Mat item Scorpioku masih terus menelusuri kelokan-kelokan jalan, meniti pinggang perbukitan di selatan jawa barat ini, cuaca yang basah karena hujan ini menyebabkan suhu mesin tidak over heat dan akibatnya tenaga scorpio saya terasa penuh dan galak untuk melewati tanjakan yang ada. Namun hujan yang turun ini juga menyisakan kekhawatiran pada diri saya karena setelah memperhatikan dinding-dinding bukit ternyat terlihat jelas banyak bekas longsoran-longsoran. Demikian juga di beberapa tempat diruas jalan ini tampak bekas longsoran yang kelihatannya baru dibersihkan dari badan jalan.
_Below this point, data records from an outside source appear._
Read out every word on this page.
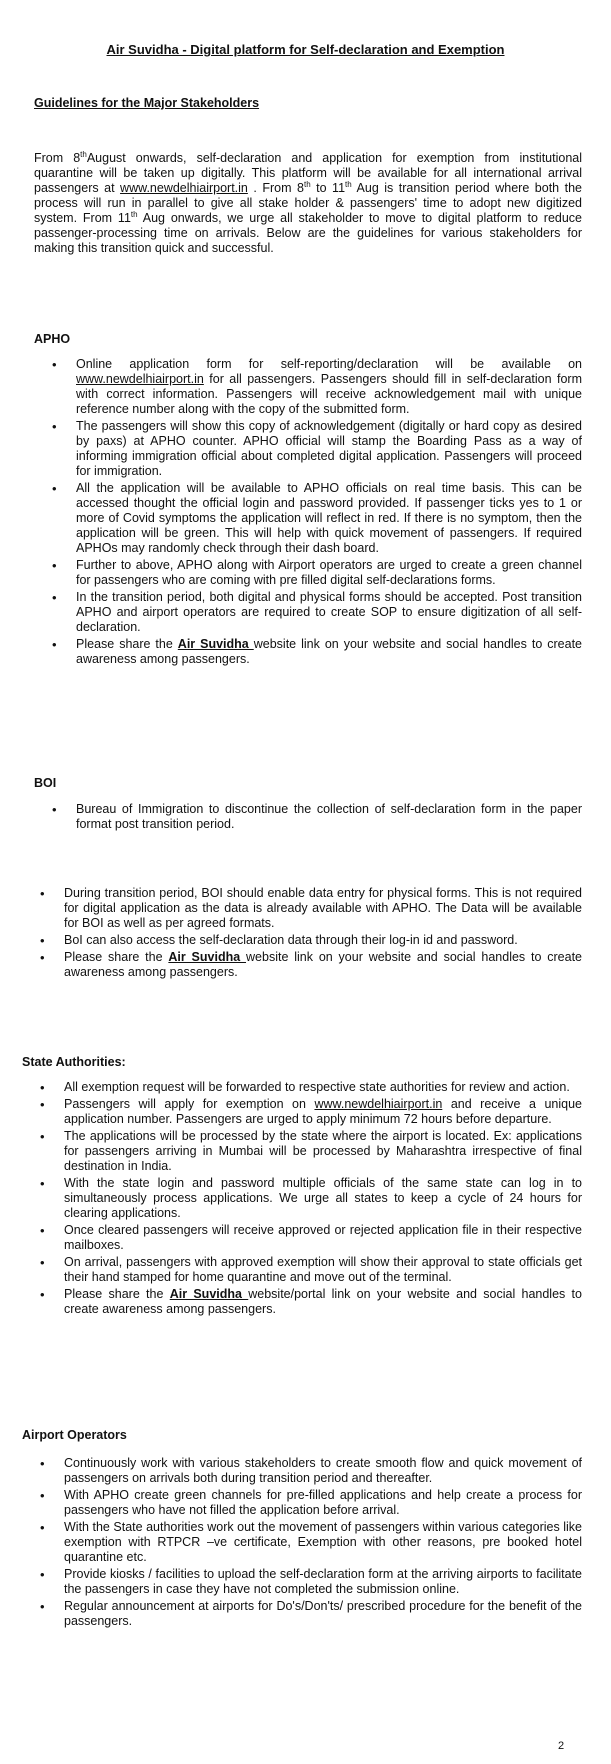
Air Suvidha - Digital platform for Self-declaration and Exemption
Guidelines for the Major Stakeholders
From 8thAugust onwards, self-declaration and application for exemption from institutional quarantine will be taken up digitally. This platform will be available for all international arrival passengers at www.newdelhiairport.in . From 8th to 11th Aug is transition period where both the process will run in parallel to give all stake holder & passengers' time to adopt new digitized system. From 11th Aug onwards, we urge all stakeholder to move to digital platform to reduce passenger-processing time on arrivals. Below are the guidelines for various stakeholders for making this transition quick and successful.
APHO
• Online application form for self-reporting/declaration will be available on www.newdelhiairport.in for all passengers. Passengers should fill in self-declaration form with correct information. Passengers will receive acknowledgement mail with unique reference number along with the copy of the submitted form.
• The passengers will show this copy of acknowledgement (digitally or hard copy as desired by paxs) at APHO counter. APHO official will stamp the Boarding Pass as a way of informing immigration official about completed digital application. Passengers will proceed for immigration.
• All the application will be available to APHO officials on real time basis. This can be accessed thought the official login and password provided. If passenger ticks yes to 1 or more of Covid symptoms the application will reflect in red. If there is no symptom, then the application will be green. This will help with quick movement of passengers. If required APHOs may randomly check through their dash board.
• Further to above, APHO along with Airport operators are urged to create a green channel for passengers who are coming with pre filled digital self-declarations forms.
• In the transition period, both digital and physical forms should be accepted. Post transition APHO and airport operators are required to create SOP to ensure digitization of all self-declaration.
• Please share the Air Suvidha website link on your website and social handles to create awareness among passengers.
BOI
• Bureau of Immigration to discontinue the collection of self-declaration form in the paper format post transition period.
• During transition period, BOI should enable data entry for physical forms. This is not required for digital application as the data is already available with APHO. The Data will be available for BOI as well as per agreed formats.
• BoI can also access the self-declaration data through their log-in id and password.
• Please share the Air Suvidha website link on your website and social handles to create awareness among passengers.
State Authorities:
• All exemption request will be forwarded to respective state authorities for review and action.
• Passengers will apply for exemption on www.newdelhiairport.in and receive a unique application number. Passengers are urged to apply minimum 72 hours before departure.
• The applications will be processed by the state where the airport is located. Ex: applications for passengers arriving in Mumbai will be processed by Maharashtra irrespective of final destination in India.
• With the state login and password multiple officials of the same state can log in to simultaneously process applications. We urge all states to keep a cycle of 24 hours for clearing applications.
• Once cleared passengers will receive approved or rejected application file in their respective mailboxes.
• On arrival, passengers with approved exemption will show their approval to state officials get their hand stamped for home quarantine and move out of the terminal.
• Please share the Air Suvidha website/portal link on your website and social handles to create awareness among passengers.
Airport Operators
• Continuously work with various stakeholders to create smooth flow and quick movement of passengers on arrivals both during transition period and thereafter.
• With APHO create green channels for pre-filled applications and help create a process for passengers who have not filled the application before arrival.
• With the State authorities work out the movement of passengers within various categories like exemption with RTPCR –ve certificate, Exemption with other reasons, pre booked hotel quarantine etc.
• Provide kiosks / facilities to upload the self-declaration form at the arriving airports to facilitate the passengers in case they have not completed the submission online.
• Regular announcement at airports for Do's/Don'ts/ prescribed procedure for the benefit of the passengers.
2
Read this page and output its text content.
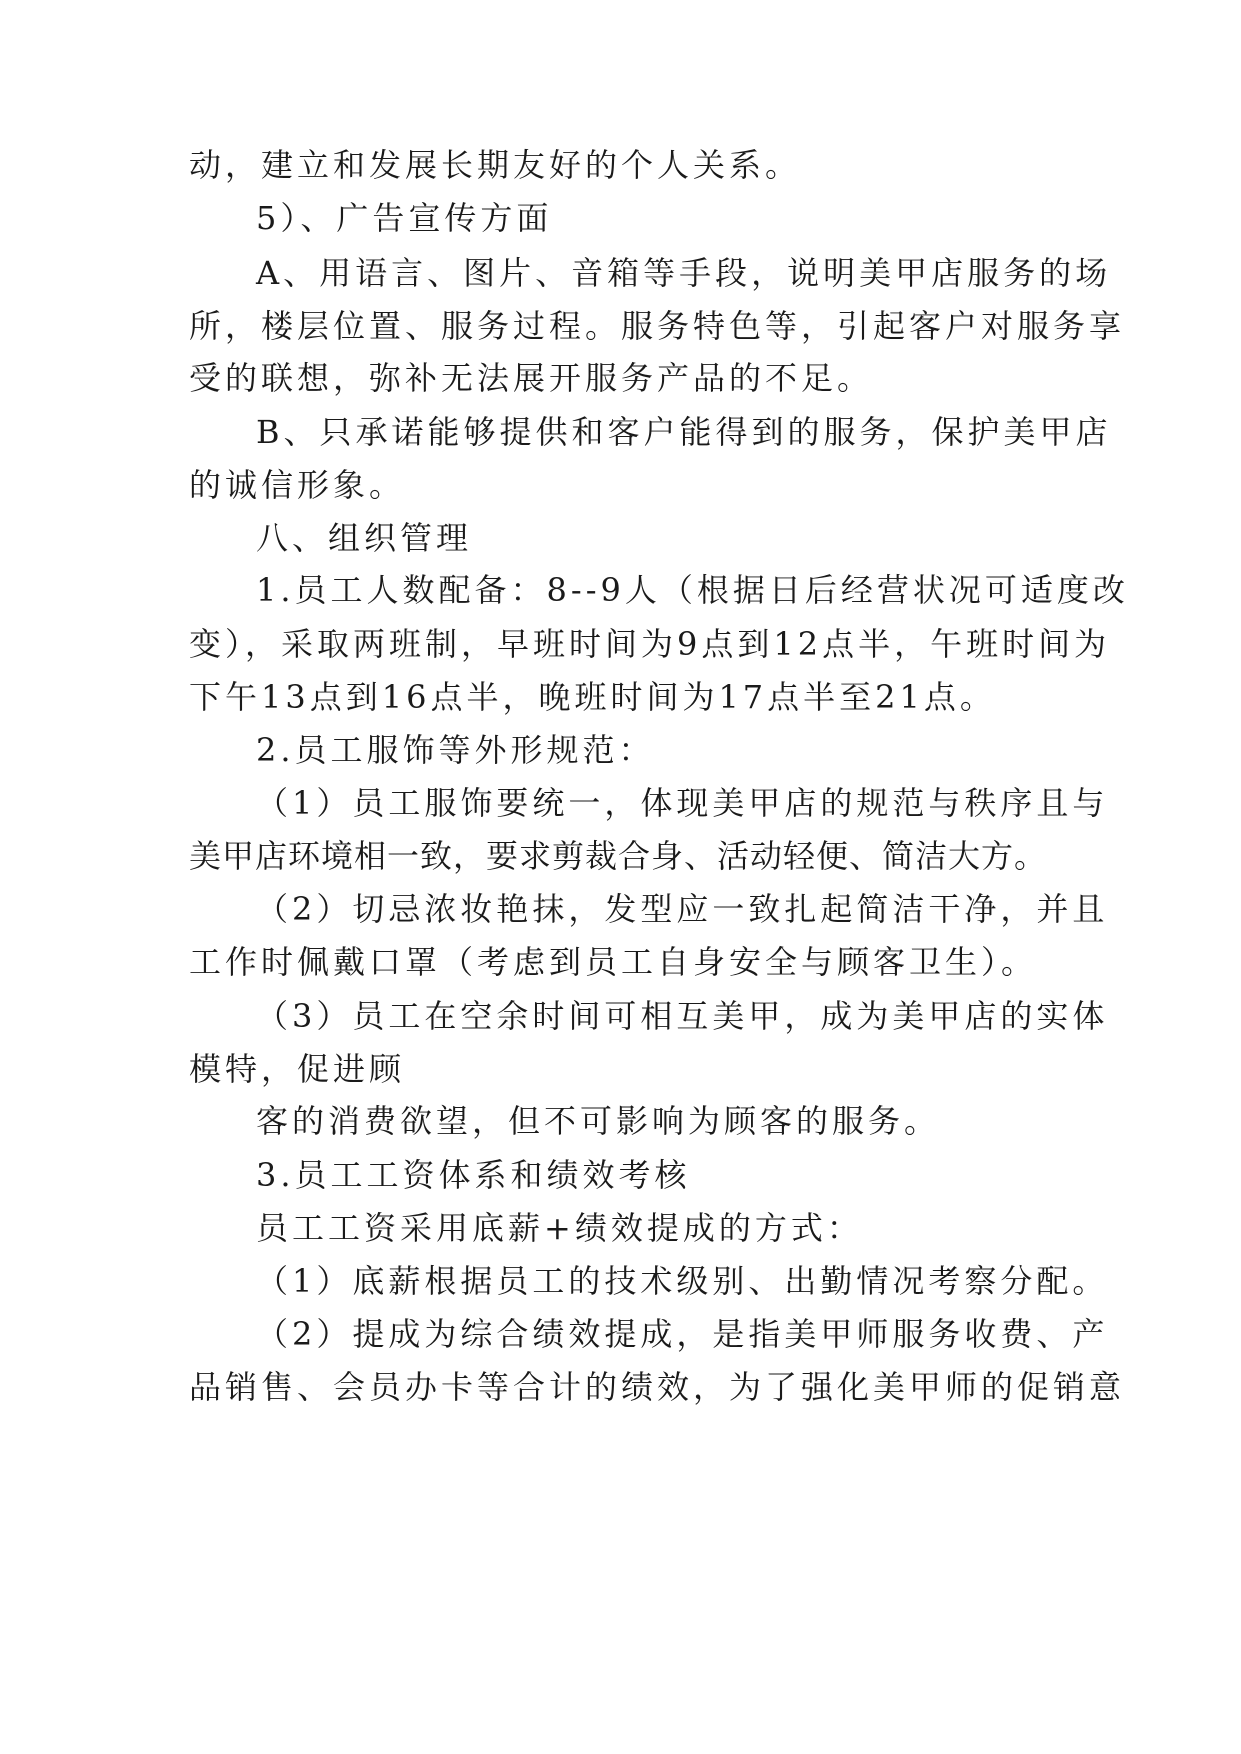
动，建立和发展长期友好的个人关系。
5）、广告宣传方面
A、用语言、图片、音箱等手段，说明美甲店服务的场
所，楼层位置、服务过程。服务特色等，引起客户对服务享
受的联想，弥补无法展开服务产品的不足。
B、只承诺能够提供和客户能得到的服务，保护美甲店
的诚信形象。
八、组织管理
1.员工人数配备：8--9人（根据日后经营状况可适度改
变），采取两班制，早班时间为9点到12点半，午班时间为
下午13点到16点半，晚班时间为17点半至21点。
2.员工服饰等外形规范：
（1）员工服饰要统一，体现美甲店的规范与秩序且与
美甲店环境相一致，要求剪裁合身、活动轻便、简洁大方。
（2）切忌浓妆艳抹，发型应一致扎起简洁干净，并且
工作时佩戴口罩（考虑到员工自身安全与顾客卫生）。
（3）员工在空余时间可相互美甲，成为美甲店的实体
模特，促进顾
客的消费欲望，但不可影响为顾客的服务。
3.员工工资体系和绩效考核
员工工资采用底薪+绩效提成的方式：
（1）底薪根据员工的技术级别、出勤情况考察分配。
（2）提成为综合绩效提成，是指美甲师服务收费、产
品销售、会员办卡等合计的绩效，为了强化美甲师的促销意
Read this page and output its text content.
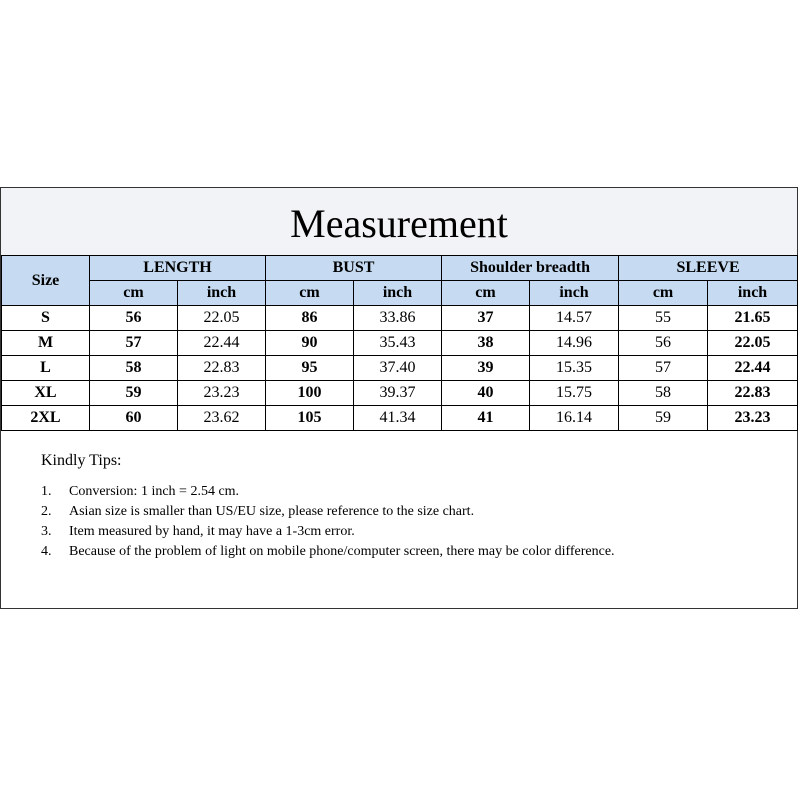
Measurement
Size	LENGTH		BUST		Shoulder breadth		SLEEVE	
	cm	inch	cm	inch	cm	inch	cm	inch
S	56	22.05	86	33.86	37	14.57	55	21.65
M	57	22.44	90	35.43	38	14.96	56	22.05
L	58	22.83	95	37.40	39	15.35	57	22.44
XL	59	23.23	100	39.37	40	15.75	58	22.83
2XL	60	23.62	105	41.34	41	16.14	59	23.23
Kindly Tips:
1. Conversion: 1 inch = 2.54 cm.
2. Asian size is smaller than US/EU size, please reference to the size chart.
3. Item measured by hand, it may have a 1-3cm error.
4. Because of the problem of light on mobile phone/computer screen, there may be color difference.
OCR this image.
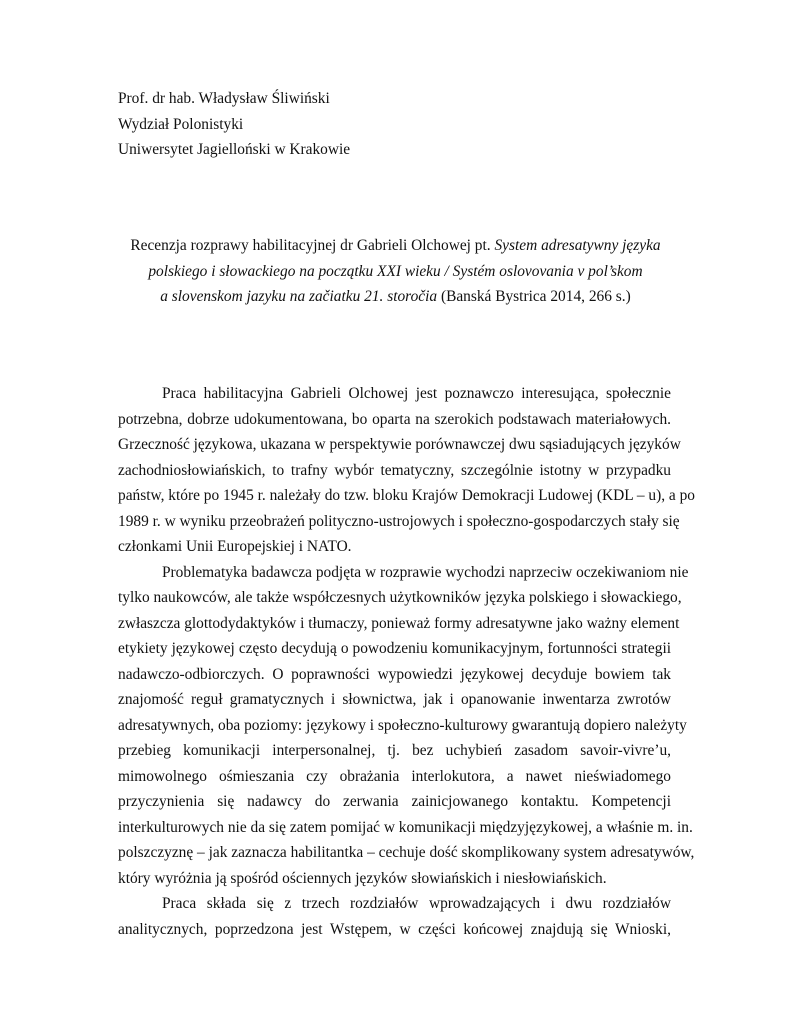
Prof. dr hab. Władysław Śliwiński
Wydział Polonistyki
Uniwersytet Jagielloński w Krakowie
Recenzja rozprawy habilitacyjnej dr Gabrieli Olchowej pt. System adresatywny języka
polskiego i słowackiego na początku XXI wieku / Systém oslovovania v pol’skom
a slovenskom jazyku na začiatku 21. storočia (Banská Bystrica 2014, 266 s.)
Praca habilitacyjna Gabrieli Olchowej jest poznawczo interesująca, społecznie
potrzebna, dobrze udokumentowana, bo oparta na szerokich podstawach materiałowych.
Grzeczność językowa, ukazana w perspektywie porównawczej dwu sąsiadujących języków
zachodniosłowiańskich, to trafny wybór tematyczny, szczególnie istotny w przypadku
państw, które po 1945 r. należały do tzw. bloku Krajów Demokracji Ludowej (KDL – u), a po
1989 r. w wyniku przeobrażeń polityczno-ustrojowych i społeczno-gospodarczych stały się
członkami Unii Europejskiej i NATO.
Problematyka badawcza podjęta w rozprawie wychodzi naprzeciw oczekiwaniom nie
tylko naukowców, ale także współczesnych użytkowników języka polskiego i słowackiego,
zwłaszcza glottodydaktyków i tłumaczy, ponieważ formy adresatywne jako ważny element
etykiety językowej często decydują o powodzeniu komunikacyjnym, fortunności strategii
nadawczo-odbiorczych. O poprawności wypowiedzi językowej decyduje bowiem tak
znajomość reguł gramatycznych i słownictwa, jak i opanowanie inwentarza zwrotów
adresatywnych, oba poziomy: językowy i społeczno-kulturowy gwarantują dopiero należyty
przebieg komunikacji interpersonalnej, tj. bez uchybień zasadom savoir-vivre’u,
mimowolnego ośmieszania czy obrażania interlokutora, a nawet nieświadomego
przyczynienia się nadawcy do zerwania zainicjowanego kontaktu. Kompetencji
interkulturowych nie da się zatem pomijać w komunikacji międzyjęzykowej, a właśnie m. in.
polszczyznę – jak zaznacza habilitantka – cechuje dość skomplikowany system adresatywów,
który wyróżnia ją spośród ościennych języków słowiańskich i niesłowiańskich.
Praca składa się z trzech rozdziałów wprowadzających i dwu rozdziałów
analitycznych, poprzedzona jest Wstępem, w części końcowej znajdują się Wnioski,
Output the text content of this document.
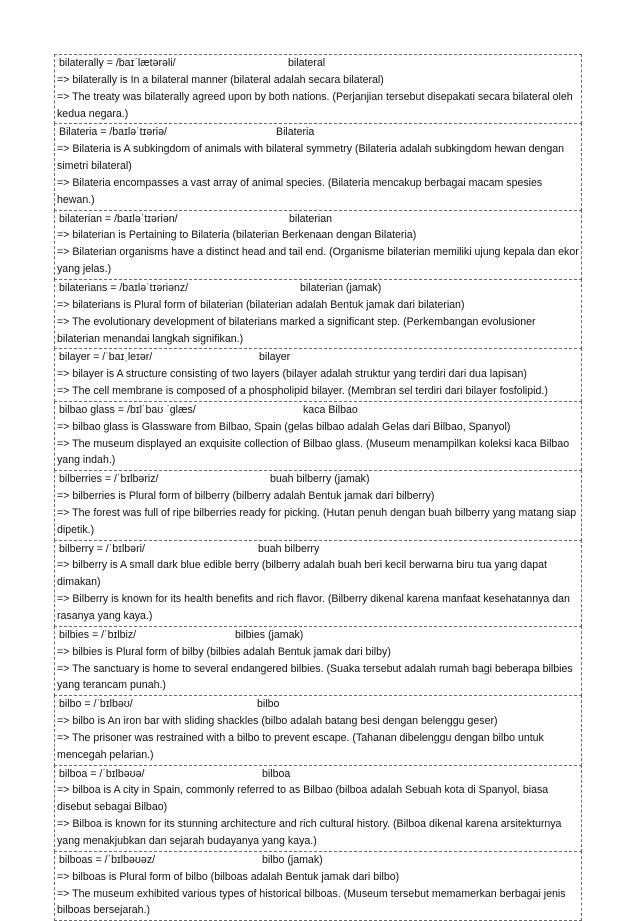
bilaterally = /baɪˈlætərəli/	bilateral
=> bilaterally is In a bilateral manner (bilateral adalah secara bilateral)
=> The treaty was bilaterally agreed upon by both nations. (Perjanjian tersebut disepakati secara bilateral oleh kedua negara.)
Bilateria = /baɪləˈtɪəriə/	Bilateria
=> Bilateria is A subkingdom of animals with bilateral symmetry (Bilateria adalah subkingdom hewan dengan simetri bilateral)
=> Bilateria encompasses a vast array of animal species. (Bilateria mencakup berbagai macam spesies hewan.)
bilaterian = /baɪləˈtɪəriən/	bilaterian
=> bilaterian is Pertaining to Bilateria (bilaterian Berkenaan dengan Bilateria)
=> Bilaterian organisms have a distinct head and tail end. (Organisme bilaterian memiliki ujung kepala dan ekor yang jelas.)
bilaterians = /baɪləˈtɪəriənz/	bilaterian (jamak)
=> bilaterians is Plural form of bilaterian (bilaterian adalah Bentuk jamak dari bilaterian)
=> The evolutionary development of bilaterians marked a significant step. (Perkembangan evolusioner bilaterian menandai langkah signifikan.)
bilayer = /ˈbaɪˌleɪər/	bilayer
=> bilayer is A structure consisting of two layers (bilayer adalah struktur yang terdiri dari dua lapisan)
=> The cell membrane is composed of a phospholipid bilayer. (Membran sel terdiri dari bilayer fosfolipid.)
bilbao glass = /bɪlˈbaʊ ˈɡlæs/	kaca Bilbao
=> bilbao glass is Glassware from Bilbao, Spain (gelas bilbao adalah Gelas dari Bilbao, Spanyol)
=> The museum displayed an exquisite collection of Bilbao glass. (Museum menampilkan koleksi kaca Bilbao yang indah.)
bilberries = /ˈbɪlbəriz/	buah bilberry (jamak)
=> bilberries is Plural form of bilberry (bilberry adalah Bentuk jamak dari bilberry)
=> The forest was full of ripe bilberries ready for picking. (Hutan penuh dengan buah bilberry yang matang siap dipetik.)
bilberry = /ˈbɪlbəri/	buah bilberry
=> bilberry is A small dark blue edible berry (bilberry adalah buah beri kecil berwarna biru tua yang dapat dimakan)
=> Bilberry is known for its health benefits and rich flavor. (Bilberry dikenal karena manfaat kesehatannya dan rasanya yang kaya.)
bilbies = /ˈbɪlbiz/	bilbies (jamak)
=> bilbies is Plural form of bilby (bilbies adalah Bentuk jamak dari bilby)
=> The sanctuary is home to several endangered bilbies. (Suaka tersebut adalah rumah bagi beberapa bilbies yang terancam punah.)
bilbo = /ˈbɪlbəʊ/	bilbo
=> bilbo is An iron bar with sliding shackles (bilbo adalah batang besi dengan belenggu geser)
=> The prisoner was restrained with a bilbo to prevent escape. (Tahanan dibelenggu dengan bilbo untuk mencegah pelarian.)
bilboa = /ˈbɪlbəʊə/	bilboa
=> bilboa is A city in Spain, commonly referred to as Bilbao (bilboa adalah Sebuah kota di Spanyol, biasa disebut sebagai Bilbao)
=> Bilboa is known for its stunning architecture and rich cultural history. (Bilboa dikenal karena arsitekturnya yang menakjubkan dan sejarah budayanya yang kaya.)
bilboas = /ˈbɪlbəʊəz/	bilbo (jamak)
=> bilboas is Plural form of bilbo (bilboas adalah Bentuk jamak dari bilbo)
=> The museum exhibited various types of historical bilboas. (Museum tersebut memamerkan berbagai jenis bilboas bersejarah.)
Kelihatanya jalur ini memang rawan longsor.....

Kira-kira kurang 2 – 3 kilometer dari Kiara Dua, Arif boncenger ku minta berhenti karena ingin pipis dan juga lapar, disebuah warung makan saya pinggirkan motor untuk istirahat dan makan. Jas hujan kami tanggalkan dan kamipun masuk warung untuk makan siang, sambil makan saya sempatkan tanya ke penjaga warung masih berapa lama lagi ke Ujung Genteng, menurut dia masih 1,5 jam lagi kalo jalan santai tapi kalo jalan kenceng 1 jam lagi juga nyampe. Selama kami makan beberapa rombongan biker melintas didepan warung tempat kami makan, rombongan tsb mengarah ke pelabuhan ratu mungkin mereka dari ujung genteng (pikir saya). Jam menunjukan pukul 12.30 ketika saya lanjutkan perjalanan lagi dalam cuaca masih hujan.

Selepas Kiara Dua, kami menjumpai pertigaan, penunjuk arah menunjukan Surade, Ujung Genteng ke arah kanan. Jalanan masih berupa perbukitan dan kami sempat melewati rimbunan pohon cemara yang seakan-akan seperti gerbang saja, karena hanya rimbun ditempat tersebut selanjutnya malah tidak terlihat pohon cemara, melainkan hamparan tanaman teh. Ruas jalan ini memang melewati Perkebunan teh Surangga, dan kalo pas di punggung perbukitan pemandangannya indah sekali karena hamparan pohon teh ini seperti karpet hijau yang menyelimuti bukit-bukit.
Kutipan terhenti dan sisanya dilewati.